Dylan felt his heart thump painfully against his chest and he forced himself to regain his calm. Getting upset would only hasten his death. "No! She wouldn't leave me like that ..."
Dylan's words were interrupted by the sudden crash of the door being kicked in and a ragged group of four vampires descended upon them. As Dylan watched with a mixture of horror and hope, three of the creatures ran for the doctor and his bottle of blood. The other slowly advanced on him, peering with amused interest at the blood-letting equipment attached to his ankle.
Above the background noise of shrieks and thuds from across the room, the vampire pointed to Dylan's ankle. "It looks like the old man has done our work for us." The creature leaned over him, his fetid breath a miasma between them.
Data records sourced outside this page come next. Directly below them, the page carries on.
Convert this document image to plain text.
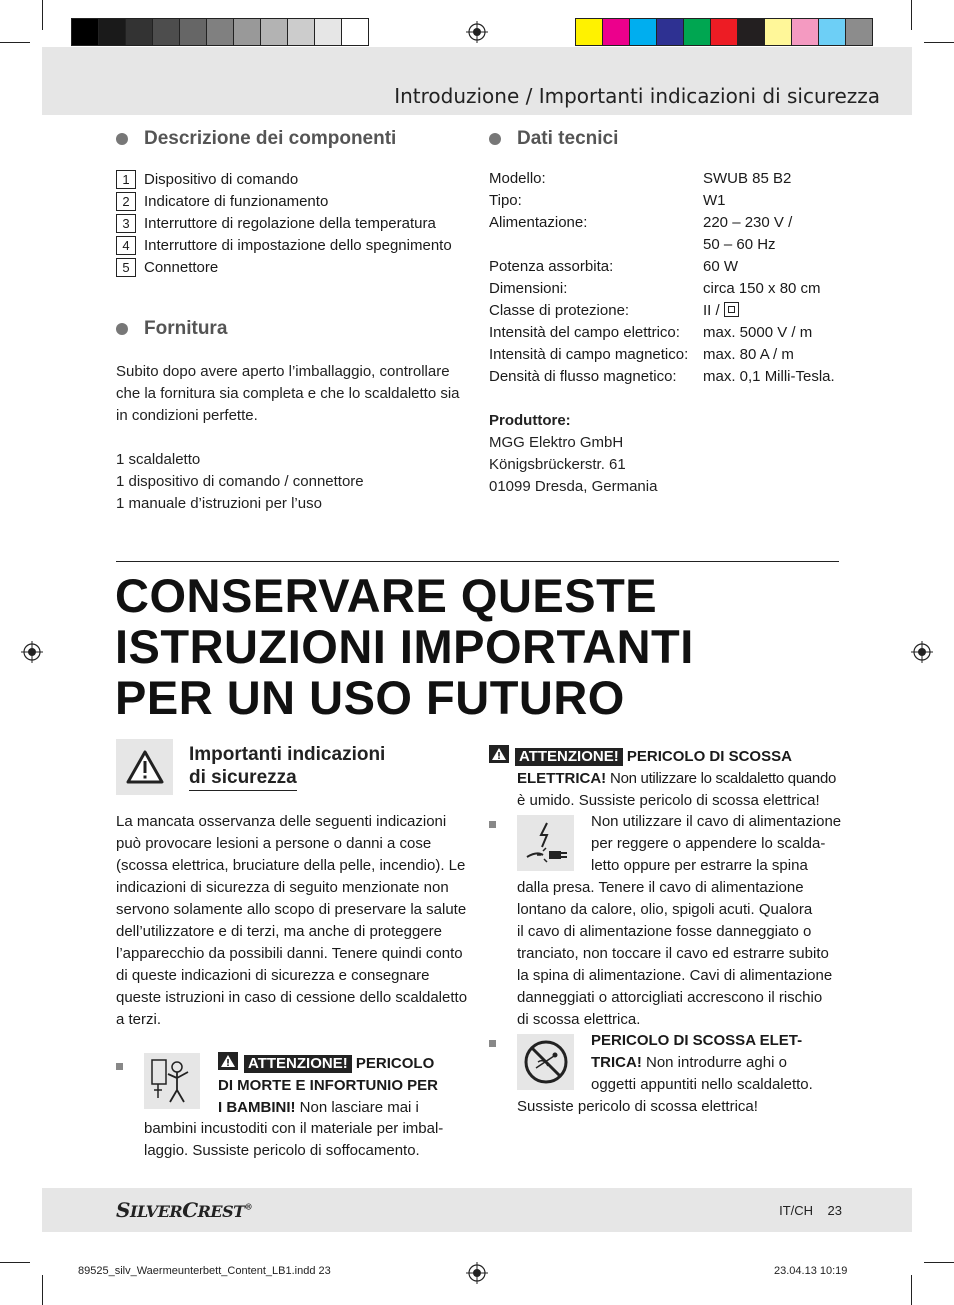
Introduzione / Importanti indicazioni di sicurezza
Descrizione dei componenti
1 Dispositivo di comando
2 Indicatore di funzionamento
3 Interruttore di regolazione della temperatura
4 Interruttore di impostazione dello spegnimento
5 Connettore
Fornitura

Subito dopo avere aperto l’imballaggio, controllare che la fornitura sia completa e che lo scaldaletto sia in condizioni perfette.

1 scaldaletto
1 dispositivo di comando / connettore
1 manuale d’istruzioni per l’uso
Dati tecnici
Modello:	SWUB 85 B2
Tipo:	W1
Alimentazione:	220 – 230 V /
50 – 60 Hz
Potenza assorbita:	60 W
Dimensioni:	circa 150 x 80 cm
Classe di protezione:	II /
Intensità del campo elettrico:	max. 5000 V / m
Intensità di campo magnetico: max. 80 A / m
Densità di flusso magnetico:	max. 0,1 Milli-Tesla.
Produttore:
MGG Elektro GmbH
Königsbrückerstr. 61
01099 Dresda, Germania
CONSERVARE QUESTE
ISTRUZIONI IMPORTANTI
PER UN USO FUTURO
Importanti indicazioni
di sicurezza

La mancata osservanza delle seguenti indicazioni può provocare lesioni a persone o danni a cose (scossa elettrica, bruciature della pelle, incendio). Le indicazioni di sicurezza di seguito menzionate non servono solamente allo scopo di preservare la salute dell’utilizzatore e di terzi, ma anche di proteggere l’apparecchio da possibili danni. Tenere quindi conto di queste indicazioni di sicurezza e consegnare queste istruzioni in caso di cessione dello scaldaletto a terzi.

ATTENZIONE! PERICOLO
DI MORTE E INFORTUNIO PER
I BAMBINI! Non lasciare mai i
bambini incustoditi con il materiale per imbal-
laggio. Sussiste pericolo di soffocamento.
ATTENZIONE! PERICOLO DI SCOSSA
ELETTRICA! Non utilizzare lo scaldaletto quando
è umido. Sussiste pericolo di scossa elettrica!
Non utilizzare il cavo di alimentazione
per reggere o appendere lo scalda-
letto oppure per estrarre la spina
dalla presa. Tenere il cavo di alimentazione
lontano da calore, olio, spigoli acuti. Qualora
il cavo di alimentazione fosse danneggiato o
tranciato, non toccare il cavo ed estrarre subito
la spina di alimentazione. Cavi di alimentazione
danneggiati o attorcigliati accrescono il rischio
di scossa elettrica.
PERICOLO DI SCOSSA ELET-
TRICA! Non introdurre aghi o
oggetti appuntiti nello scaldaletto.
Sussiste pericolo di scossa elettrica!
SILVERCREST®	IT/CH 23
89525_silv_Waermeunterbett_Content_LB1.indd 23	23.04.13 10:19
Dylan barely had time to notice the skin lesions and reseeded lips of his admirer before that person and the examination table on which Dylan lay were abruptly flung against the wall, accompanied by a blast of sound.
His restraints loosened by the fall, Dylan tore the tubing from his ankle and shakily got to his feet. The vampire lay quiet below him, a smoking hole the size of an orange in his back. Dylan's head snapped up at a repeat of that roaring sound and he saw the doctor blow away another of the creatures with a shotgun. The two vampires so far unharmed gave up the fight and ran from the room.
Dylan stumbled over to the disheveled doctor, his ankle leaving a trail of blood. Staring down at the dead creature at the doctor's feet, he slowly crumpled to his knees, shaking hands reaching out to gently stroke the hair back form his sister's blood-flecked face.
Unaware of the doctor's worried stare, Dylan, feeling a strange sense of peace for the first time since he was a boy, lay himself down next to Wendy and, holding her close, allowed himself to finally let go.